PDF(Pubmed)
Abstract:
Lung-resident memory B cells (lung-BRMs) differentiate into plasma cells after reinfection, providing enhanced pulmonary protection. Here, we investigated the determinants of lung-BRM differentiation upon influenza infection. Kinetic analyses revealed that influenza nucleoprotein (NP)-specific BRMs preferentially differentiated early after infection and required T follicular helper (Tfh) cell help. BRM differentiation temporally coincided with transient interferon (IFN)-γ production by Tfh cells. Depletion of IFN-γ in Tfh cells prevented lung-BRM differentiation and impaired protection against heterosubtypic infection. IFN-γ was required for expression of the transcription factor T-bet by germinal center (GC) B cells, which promoted differentiation of a CXCR3+ GC B cell subset that were precursors of lung-BRMs and CXCR3+ memory B cells in the mediastinal lymph node. Absence of IFN-γ signaling or T-bet in GC B cells prevented CXCR3+ pre-memory precursor development and hampered CXCR3+ memory B cell differentiation and subsequent lung-BRM responses. Thus, Tfh-cell-derived IFN-γ is critical for lung-BRM development and pulmonary immunity, with implications for vaccination strategies targeting BRMs.
摘要:
肺驻留记忆B细胞(肺BRM)在再感染后分化为浆细胞,提供增强的肺保护。
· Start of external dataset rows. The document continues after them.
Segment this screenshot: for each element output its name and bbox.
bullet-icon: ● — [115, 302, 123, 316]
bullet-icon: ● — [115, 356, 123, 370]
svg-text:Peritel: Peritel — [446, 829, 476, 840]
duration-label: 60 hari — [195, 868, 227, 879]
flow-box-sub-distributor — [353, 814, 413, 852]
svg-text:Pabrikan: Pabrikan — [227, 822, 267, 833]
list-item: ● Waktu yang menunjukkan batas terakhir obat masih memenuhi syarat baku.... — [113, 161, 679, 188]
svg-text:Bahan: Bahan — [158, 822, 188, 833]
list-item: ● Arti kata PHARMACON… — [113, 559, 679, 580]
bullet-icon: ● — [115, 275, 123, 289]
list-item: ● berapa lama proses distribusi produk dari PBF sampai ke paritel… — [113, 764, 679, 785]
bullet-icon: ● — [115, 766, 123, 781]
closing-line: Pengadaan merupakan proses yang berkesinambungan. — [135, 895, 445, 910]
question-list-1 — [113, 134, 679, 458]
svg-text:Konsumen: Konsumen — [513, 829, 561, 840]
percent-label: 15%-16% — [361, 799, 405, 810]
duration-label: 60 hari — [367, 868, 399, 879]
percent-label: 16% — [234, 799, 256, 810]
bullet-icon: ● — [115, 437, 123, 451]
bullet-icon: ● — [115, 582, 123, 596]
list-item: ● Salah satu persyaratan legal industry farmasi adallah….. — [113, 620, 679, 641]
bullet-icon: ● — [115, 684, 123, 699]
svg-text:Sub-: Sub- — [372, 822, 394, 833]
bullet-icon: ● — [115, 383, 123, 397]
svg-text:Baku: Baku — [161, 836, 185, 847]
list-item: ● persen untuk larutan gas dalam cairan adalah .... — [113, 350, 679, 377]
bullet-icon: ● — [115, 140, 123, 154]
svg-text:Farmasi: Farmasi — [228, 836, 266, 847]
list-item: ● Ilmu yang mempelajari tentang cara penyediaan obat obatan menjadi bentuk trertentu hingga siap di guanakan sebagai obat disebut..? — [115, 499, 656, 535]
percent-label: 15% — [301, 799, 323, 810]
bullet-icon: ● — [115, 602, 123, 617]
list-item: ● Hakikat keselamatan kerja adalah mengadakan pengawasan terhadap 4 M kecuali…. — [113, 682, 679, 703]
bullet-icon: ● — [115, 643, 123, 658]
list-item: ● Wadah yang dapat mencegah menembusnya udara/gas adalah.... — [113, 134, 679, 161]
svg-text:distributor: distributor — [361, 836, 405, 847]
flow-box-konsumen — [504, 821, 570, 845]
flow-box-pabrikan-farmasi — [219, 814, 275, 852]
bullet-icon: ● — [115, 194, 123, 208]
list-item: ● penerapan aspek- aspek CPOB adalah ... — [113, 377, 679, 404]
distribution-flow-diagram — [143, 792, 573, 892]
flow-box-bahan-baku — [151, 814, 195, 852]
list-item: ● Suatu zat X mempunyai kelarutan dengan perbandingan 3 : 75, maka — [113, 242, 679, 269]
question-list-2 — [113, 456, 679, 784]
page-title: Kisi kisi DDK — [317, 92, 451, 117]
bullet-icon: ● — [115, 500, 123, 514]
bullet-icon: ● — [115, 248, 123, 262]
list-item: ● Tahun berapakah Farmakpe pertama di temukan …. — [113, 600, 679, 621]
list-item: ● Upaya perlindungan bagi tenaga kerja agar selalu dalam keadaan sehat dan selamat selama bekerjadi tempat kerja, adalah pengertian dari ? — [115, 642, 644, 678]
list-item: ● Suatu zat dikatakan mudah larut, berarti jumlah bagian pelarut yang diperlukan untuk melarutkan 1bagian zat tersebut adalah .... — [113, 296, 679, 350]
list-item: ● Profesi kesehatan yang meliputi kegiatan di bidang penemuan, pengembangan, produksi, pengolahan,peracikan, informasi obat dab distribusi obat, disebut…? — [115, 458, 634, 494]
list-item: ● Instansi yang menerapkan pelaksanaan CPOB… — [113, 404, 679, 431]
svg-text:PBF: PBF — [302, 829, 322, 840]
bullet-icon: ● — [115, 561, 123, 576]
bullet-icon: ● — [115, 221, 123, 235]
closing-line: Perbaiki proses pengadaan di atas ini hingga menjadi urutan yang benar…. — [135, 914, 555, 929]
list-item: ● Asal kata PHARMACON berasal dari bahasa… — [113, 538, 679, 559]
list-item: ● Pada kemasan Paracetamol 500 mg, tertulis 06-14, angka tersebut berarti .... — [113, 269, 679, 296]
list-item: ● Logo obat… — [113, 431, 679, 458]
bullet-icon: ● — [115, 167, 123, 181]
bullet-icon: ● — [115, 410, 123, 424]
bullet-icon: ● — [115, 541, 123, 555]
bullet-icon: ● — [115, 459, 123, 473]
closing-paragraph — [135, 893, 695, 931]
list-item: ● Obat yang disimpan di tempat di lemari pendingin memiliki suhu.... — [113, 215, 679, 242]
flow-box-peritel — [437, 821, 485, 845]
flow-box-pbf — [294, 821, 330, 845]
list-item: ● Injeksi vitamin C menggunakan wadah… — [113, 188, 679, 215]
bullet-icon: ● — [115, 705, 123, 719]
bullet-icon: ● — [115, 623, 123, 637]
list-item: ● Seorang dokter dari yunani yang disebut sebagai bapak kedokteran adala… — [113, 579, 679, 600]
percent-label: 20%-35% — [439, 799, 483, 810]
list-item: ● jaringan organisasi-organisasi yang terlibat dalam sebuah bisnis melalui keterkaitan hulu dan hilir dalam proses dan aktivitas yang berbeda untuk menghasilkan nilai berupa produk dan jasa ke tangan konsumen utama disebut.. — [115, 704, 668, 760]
这里,我们调查了流感感染后肺-BRM分化的决定因素.动力学分析显示,流感核蛋白(NP)特异性BRM在感染后早期优先分化,需要T滤泡辅助(Tfh)细胞帮助。BRM分化与Tfh细胞的瞬时干扰素(IFN)-γ产生时间一致。Tfh细胞中IFN-γ的消耗阻止了肺BRM分化和对异型感染的保护作用。生发中心(GC)B细胞表达转录因子T-bet需要IFN-γ,促进纵隔淋巴结中作为肺BRM和CXCR3记忆B细胞前体的CXCR3GCB细胞亚群的分化。GCB细胞中IFN-γ信号传导或T-bet的缺乏阻止了CXCR3+前记忆前体的发育并阻碍了CXCR3+记忆B细胞分化和随后的肺-BRM应答。因此,Tfh细胞来源的IFN-γ对于肺BRM发育和肺免疫至关重要,对针对BRM的疫苗接种策略有影响。